Let's solve this equation. The balance scale shows that two squares and a three balance a weight of 13, which represents the equation 2 s + 3 = 13. To find the value of s, we need to isolate s on one side. So, let's subtract three from each side.
This leaves us with 2 s on the left. On the right side, we have 10. Our new equation is 2 s= 10.
When solving an equation, you often have options for your first step. One choice often leads to a solution more easily.
Let's look at a different problem. 3 * the quantity C + 10 equals 300. One way to start is to use the distributive property.
3 * C is 3 C and 3 * 10 is 30. The resulting equation is 3 C + 30 = 300.
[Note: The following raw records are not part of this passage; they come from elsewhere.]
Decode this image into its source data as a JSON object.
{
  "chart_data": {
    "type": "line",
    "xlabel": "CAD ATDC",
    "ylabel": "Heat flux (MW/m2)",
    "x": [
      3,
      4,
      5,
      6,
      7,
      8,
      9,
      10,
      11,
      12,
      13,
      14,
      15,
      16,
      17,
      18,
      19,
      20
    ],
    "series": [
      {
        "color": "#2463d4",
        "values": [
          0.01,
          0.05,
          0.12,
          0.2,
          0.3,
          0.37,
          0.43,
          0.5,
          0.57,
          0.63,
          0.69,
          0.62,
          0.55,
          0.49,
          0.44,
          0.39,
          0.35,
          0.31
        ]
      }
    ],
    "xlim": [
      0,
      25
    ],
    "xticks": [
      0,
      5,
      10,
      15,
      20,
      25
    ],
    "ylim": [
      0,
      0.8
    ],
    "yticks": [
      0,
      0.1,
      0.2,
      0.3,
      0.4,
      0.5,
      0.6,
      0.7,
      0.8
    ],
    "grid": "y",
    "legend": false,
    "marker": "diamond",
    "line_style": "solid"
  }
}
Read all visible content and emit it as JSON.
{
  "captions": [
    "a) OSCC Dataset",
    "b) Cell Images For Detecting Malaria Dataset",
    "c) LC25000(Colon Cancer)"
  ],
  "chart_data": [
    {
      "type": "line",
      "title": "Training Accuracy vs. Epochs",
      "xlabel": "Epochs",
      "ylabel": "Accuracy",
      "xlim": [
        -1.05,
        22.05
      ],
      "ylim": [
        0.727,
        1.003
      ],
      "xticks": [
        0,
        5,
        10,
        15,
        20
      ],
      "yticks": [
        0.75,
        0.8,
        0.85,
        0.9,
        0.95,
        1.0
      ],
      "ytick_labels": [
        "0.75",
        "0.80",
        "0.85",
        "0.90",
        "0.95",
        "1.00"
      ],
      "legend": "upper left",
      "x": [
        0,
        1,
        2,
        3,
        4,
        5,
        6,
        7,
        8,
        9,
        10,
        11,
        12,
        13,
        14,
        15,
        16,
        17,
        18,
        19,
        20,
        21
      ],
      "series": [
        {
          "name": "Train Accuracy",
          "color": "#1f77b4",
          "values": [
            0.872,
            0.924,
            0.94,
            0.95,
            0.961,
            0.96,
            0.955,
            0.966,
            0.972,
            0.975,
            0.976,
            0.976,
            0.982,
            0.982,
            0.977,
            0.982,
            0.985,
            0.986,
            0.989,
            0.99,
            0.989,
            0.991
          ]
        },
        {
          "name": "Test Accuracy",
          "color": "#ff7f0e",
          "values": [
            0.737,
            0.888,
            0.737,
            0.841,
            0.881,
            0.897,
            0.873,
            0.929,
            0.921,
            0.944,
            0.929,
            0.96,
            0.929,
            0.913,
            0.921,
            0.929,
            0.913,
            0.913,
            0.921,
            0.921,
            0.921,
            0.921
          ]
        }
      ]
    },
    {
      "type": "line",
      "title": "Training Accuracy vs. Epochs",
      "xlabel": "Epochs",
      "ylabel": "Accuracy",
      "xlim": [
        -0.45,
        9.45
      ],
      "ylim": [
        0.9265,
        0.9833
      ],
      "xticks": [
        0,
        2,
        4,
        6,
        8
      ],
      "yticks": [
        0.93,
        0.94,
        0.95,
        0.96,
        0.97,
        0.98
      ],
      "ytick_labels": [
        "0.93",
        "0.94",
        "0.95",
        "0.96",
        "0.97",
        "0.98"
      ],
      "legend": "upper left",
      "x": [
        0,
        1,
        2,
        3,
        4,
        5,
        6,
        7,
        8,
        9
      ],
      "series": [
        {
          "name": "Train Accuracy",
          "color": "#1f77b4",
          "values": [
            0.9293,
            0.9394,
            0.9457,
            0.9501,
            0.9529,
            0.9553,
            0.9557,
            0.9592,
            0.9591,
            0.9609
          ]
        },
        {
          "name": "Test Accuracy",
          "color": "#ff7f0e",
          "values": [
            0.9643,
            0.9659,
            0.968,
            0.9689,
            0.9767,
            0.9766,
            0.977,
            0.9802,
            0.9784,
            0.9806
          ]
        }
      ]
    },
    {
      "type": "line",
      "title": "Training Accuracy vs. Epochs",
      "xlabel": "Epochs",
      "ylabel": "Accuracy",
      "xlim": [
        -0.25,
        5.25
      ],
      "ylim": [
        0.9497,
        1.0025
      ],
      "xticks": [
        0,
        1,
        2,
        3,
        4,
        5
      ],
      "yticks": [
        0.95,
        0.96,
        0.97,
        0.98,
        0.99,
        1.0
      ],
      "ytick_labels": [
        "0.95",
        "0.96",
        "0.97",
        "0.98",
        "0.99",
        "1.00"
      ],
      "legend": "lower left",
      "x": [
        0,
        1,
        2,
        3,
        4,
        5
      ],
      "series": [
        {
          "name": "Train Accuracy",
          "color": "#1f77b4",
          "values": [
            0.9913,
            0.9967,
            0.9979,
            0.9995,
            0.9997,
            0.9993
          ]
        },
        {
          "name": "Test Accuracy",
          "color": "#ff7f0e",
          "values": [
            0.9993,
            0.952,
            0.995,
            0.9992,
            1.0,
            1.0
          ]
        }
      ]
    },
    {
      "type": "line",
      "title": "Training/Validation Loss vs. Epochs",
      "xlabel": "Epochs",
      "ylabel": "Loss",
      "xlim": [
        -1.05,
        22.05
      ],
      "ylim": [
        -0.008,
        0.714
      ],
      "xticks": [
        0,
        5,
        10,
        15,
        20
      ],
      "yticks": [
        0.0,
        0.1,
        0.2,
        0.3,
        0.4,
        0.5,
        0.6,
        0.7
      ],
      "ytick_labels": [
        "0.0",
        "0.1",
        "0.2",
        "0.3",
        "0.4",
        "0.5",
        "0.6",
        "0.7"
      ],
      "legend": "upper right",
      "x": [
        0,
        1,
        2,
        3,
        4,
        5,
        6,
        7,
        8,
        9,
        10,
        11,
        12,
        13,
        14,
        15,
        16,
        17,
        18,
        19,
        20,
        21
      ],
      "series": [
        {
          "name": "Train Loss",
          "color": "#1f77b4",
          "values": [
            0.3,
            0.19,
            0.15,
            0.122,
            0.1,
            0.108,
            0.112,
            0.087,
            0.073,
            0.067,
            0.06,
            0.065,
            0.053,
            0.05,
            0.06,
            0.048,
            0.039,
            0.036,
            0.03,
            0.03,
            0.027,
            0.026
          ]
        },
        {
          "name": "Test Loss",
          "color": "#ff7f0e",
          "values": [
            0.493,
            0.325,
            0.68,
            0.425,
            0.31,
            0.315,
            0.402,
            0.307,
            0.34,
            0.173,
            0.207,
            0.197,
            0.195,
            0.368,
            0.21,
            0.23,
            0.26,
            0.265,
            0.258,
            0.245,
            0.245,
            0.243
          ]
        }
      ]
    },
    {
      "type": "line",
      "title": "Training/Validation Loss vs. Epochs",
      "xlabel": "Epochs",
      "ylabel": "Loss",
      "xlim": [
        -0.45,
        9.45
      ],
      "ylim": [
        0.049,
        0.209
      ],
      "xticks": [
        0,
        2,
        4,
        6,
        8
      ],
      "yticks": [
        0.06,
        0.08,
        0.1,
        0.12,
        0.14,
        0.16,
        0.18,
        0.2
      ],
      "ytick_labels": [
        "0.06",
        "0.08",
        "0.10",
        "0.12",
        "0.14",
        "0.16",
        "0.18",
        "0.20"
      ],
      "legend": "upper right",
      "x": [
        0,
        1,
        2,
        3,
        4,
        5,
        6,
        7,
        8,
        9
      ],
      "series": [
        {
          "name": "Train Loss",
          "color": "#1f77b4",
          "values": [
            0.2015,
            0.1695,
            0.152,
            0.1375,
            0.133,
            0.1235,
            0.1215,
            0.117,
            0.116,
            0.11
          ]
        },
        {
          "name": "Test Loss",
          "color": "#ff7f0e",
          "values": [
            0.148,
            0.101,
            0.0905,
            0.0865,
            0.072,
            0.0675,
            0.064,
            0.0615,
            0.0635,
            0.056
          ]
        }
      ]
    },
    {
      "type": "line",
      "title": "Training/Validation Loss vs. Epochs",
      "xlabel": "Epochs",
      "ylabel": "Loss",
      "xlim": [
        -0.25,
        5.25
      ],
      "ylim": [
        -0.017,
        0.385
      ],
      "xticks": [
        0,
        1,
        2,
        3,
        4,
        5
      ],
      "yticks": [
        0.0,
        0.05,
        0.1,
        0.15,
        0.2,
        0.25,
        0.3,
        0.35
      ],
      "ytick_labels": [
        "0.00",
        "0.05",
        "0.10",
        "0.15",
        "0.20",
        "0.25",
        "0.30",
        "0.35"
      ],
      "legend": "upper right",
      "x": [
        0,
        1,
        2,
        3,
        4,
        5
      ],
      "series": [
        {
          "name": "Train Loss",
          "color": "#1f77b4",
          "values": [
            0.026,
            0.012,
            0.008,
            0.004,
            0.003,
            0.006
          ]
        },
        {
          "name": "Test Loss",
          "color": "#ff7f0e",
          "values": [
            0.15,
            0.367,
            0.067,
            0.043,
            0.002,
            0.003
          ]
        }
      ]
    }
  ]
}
Let's try a different first move with the same equation. Instead of distributing, we can divide both sides by three. On the left side, dividing by 3 leaves us with C + 10. On the right side, 300 / 3 is 100. Our new equation is C + 10 = 100.
Comparing the two results, C + 10= 100 is easier to solve than 3 C + 30 = 300.
Let's look at a different equation.
Which move leads to 7x = 63? If we subtract 77 from both sides, that would give us 7x = 63. Now, what if we wanted to get to the equation x + 11 = 20. Look at the original equation again. Both terms on the left, 7x and 77 are divisible by 7. We can factor out the 7, which gives us 7 * the quantity x + 11.
We can then divide both sides by 7 to get x + 11 on the left and 20 on the right. Equations can often be solved in more than one way. The key is to look at the structure of an equation before you make a move. Considering your options can help you choose the path that makes the problem simpler and faster to solve.